Durante la semana vive más de los trabajadores que no se pueden permitir un menú del día en un bar.
Ayer preparó dos kilos de lentejas, los dividió en seis envases pequeños y cada uno lo vendió a dos euros y medio. A las cuatro de la tarde ya los había vendido casi todos. Gregorio Pirida fue uno de los que se llevó un plato de lentejas. Su testimonio encaja perfectamente en el perfil que hace viable este tipo de negocios. Vive en Cáceres, pero trabaja en una inmobiliaria que tiene sedes en las tres capitales extremeñas. Cada semana suele hacer un viaje a Badajoz y si le pilla la hora de la comida ya no se para en un bar a por un bocadillo o un menú. Busca una casa de comidas donde comer barato. Alguna vez, si tiene tiempo, se acerca a un supermercado y compra un pan y embutido para hacerse el mismo el bocadillo.
Además de los precios bajos, la cocinera también cree que para sobrevivir hay dar variedad, salirse del clásico pollo a la brasa. En la pizarra de la entrada hay más de 40 posibilidades distintas. Desde todo lo que se puede asar en la barbacoa de carbón de dos metros y medio que instalaron hasta ensaladas y arroz.
Cada mañana, a las siete se pone a los fogones hasta las cuatro y la churrasquería no se cierra ningún día del año. Se turna con su hija, que también trabaja, y la otra chica que han contratado para descansar.
Casi el mismo tiempo que Francisca en Carolina Coronado, lleva Dinis Joaquín en Valdepasillas. Vive en Borba, Portugal, donde va y viene a diario. Le dijeron que en Badajoz tenía éxito la cocina portuguesa y algunos clientes pacenses de su restaurantes en Borba le animaron a dar el salto. Cuenta que este año lo ha pasado regular porque hay mucha competencia y uno tarda en darse a conocer en la ciudad. Entre diario hay días que no pasa de los ochenta euros de caja, pero los fines de semana le compensa porque viene gente buscando platos elaborados a buen precio. Su especialidad en este campo es el cabrito al barro. Lo vende a catorce euros, en cualquier restaurante se sirve al doble.
El éxito de estos establecimientos no pasa inadvertido. En cualquier barrio o avenida principal se han abierto desde que empezó la crisis dos o tres. En Carolina Coronado, por ejemplo, en el tramo donde abrió Francisca funcionan tres distintas en menos de cien metros.
A pesar de la proliferación, no es un negocio sencillo. Entre maquinaría, cocina industrial, extractores y barbacoa de carbón se necesita una inversión de más de 30.000 euros.
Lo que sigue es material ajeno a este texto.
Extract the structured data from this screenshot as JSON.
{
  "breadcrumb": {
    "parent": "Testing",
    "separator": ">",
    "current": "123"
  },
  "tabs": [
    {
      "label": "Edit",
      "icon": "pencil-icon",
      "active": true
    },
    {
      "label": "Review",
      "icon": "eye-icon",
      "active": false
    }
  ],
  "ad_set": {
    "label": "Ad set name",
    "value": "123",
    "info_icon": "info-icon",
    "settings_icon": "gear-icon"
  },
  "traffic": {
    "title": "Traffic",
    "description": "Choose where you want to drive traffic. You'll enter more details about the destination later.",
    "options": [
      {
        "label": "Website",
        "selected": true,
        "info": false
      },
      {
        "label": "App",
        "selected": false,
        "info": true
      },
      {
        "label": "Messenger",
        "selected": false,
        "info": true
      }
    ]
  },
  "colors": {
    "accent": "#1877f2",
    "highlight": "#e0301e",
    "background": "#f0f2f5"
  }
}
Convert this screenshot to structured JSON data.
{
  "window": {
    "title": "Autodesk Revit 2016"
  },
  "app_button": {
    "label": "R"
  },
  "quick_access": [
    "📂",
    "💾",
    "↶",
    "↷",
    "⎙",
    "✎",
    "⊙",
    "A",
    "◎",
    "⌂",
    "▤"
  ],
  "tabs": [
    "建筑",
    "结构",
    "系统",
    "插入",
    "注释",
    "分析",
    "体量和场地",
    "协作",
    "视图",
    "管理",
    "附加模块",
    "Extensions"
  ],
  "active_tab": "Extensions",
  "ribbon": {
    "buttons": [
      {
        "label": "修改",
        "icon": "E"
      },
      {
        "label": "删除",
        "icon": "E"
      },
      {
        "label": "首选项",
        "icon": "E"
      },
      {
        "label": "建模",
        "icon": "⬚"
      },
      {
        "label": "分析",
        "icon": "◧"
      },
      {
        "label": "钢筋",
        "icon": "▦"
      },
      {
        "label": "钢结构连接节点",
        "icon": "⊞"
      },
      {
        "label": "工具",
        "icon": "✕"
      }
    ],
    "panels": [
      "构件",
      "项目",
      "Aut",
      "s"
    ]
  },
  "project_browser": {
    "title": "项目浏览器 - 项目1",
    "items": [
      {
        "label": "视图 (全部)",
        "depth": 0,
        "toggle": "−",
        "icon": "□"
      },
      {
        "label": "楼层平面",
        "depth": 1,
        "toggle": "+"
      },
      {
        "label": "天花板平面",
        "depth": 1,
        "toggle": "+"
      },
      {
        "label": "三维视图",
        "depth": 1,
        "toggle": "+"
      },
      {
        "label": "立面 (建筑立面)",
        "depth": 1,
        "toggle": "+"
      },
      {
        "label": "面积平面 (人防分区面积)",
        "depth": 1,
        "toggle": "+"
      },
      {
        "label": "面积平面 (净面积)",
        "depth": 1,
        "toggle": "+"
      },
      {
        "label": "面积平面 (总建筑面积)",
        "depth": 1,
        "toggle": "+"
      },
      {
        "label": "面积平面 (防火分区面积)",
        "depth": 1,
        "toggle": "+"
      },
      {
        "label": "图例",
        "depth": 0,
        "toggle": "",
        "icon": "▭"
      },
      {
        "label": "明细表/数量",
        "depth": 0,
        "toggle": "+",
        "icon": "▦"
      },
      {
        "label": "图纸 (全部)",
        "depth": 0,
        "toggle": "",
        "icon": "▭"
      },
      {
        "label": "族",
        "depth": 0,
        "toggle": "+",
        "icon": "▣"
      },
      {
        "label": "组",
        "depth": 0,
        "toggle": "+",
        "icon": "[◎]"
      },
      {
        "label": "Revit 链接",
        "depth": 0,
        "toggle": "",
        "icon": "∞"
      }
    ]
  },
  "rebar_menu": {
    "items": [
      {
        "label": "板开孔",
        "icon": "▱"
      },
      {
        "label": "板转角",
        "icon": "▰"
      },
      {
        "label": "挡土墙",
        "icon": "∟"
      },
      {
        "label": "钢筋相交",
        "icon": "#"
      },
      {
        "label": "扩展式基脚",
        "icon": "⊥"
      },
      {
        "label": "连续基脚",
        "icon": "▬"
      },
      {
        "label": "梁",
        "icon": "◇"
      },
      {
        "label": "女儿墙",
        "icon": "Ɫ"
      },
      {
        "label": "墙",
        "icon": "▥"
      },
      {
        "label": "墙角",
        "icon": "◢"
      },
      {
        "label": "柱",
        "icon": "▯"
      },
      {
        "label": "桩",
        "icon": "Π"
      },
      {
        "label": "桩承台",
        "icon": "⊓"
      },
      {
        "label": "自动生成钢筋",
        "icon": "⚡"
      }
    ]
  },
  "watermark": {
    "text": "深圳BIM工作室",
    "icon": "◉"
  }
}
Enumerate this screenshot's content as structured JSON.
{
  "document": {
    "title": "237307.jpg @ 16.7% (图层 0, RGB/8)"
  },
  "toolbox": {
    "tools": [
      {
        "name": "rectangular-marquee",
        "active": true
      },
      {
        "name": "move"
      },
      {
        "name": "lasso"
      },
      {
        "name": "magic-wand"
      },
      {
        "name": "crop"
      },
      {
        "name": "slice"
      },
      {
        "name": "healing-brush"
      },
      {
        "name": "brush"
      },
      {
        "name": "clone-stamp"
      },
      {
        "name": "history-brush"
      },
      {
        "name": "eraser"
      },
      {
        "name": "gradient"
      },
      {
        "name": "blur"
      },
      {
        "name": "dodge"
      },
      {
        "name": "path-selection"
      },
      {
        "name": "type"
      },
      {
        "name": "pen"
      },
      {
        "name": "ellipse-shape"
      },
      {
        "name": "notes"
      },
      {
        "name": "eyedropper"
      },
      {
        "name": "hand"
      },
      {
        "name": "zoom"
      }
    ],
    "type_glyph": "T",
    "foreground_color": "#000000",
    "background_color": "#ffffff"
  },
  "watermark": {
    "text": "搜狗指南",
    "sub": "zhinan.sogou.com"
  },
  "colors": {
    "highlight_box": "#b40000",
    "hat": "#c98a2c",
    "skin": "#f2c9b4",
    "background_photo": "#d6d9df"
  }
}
Se trata de una actividad catalogada de alto riesgo, con registros sanitarios permanentes. Los inspectores de Sanidad visitan los establecimientos también los domingos porque es cuando más actividad tienen y los empresarios tienen que contratar a un veterinario para que controle la temperatura de las máquinas, el sistema de limpieza y los productos que utilizan en la cocina para limpiar. Además tienen la obligación de anotar la fecha de elaboración y los platos que se cocinan sólo pueden exponerse en las vitrinas para venderse durante tres días, si al cuarto no se han vendido, se tiran. Al control administrativo se une, en ocasiones, las reticencias de los vecinos por los olores y el humo que soportan los que viven encima del tubo de extracción. Antes los problemas los daban los bares, ahora las cocinas.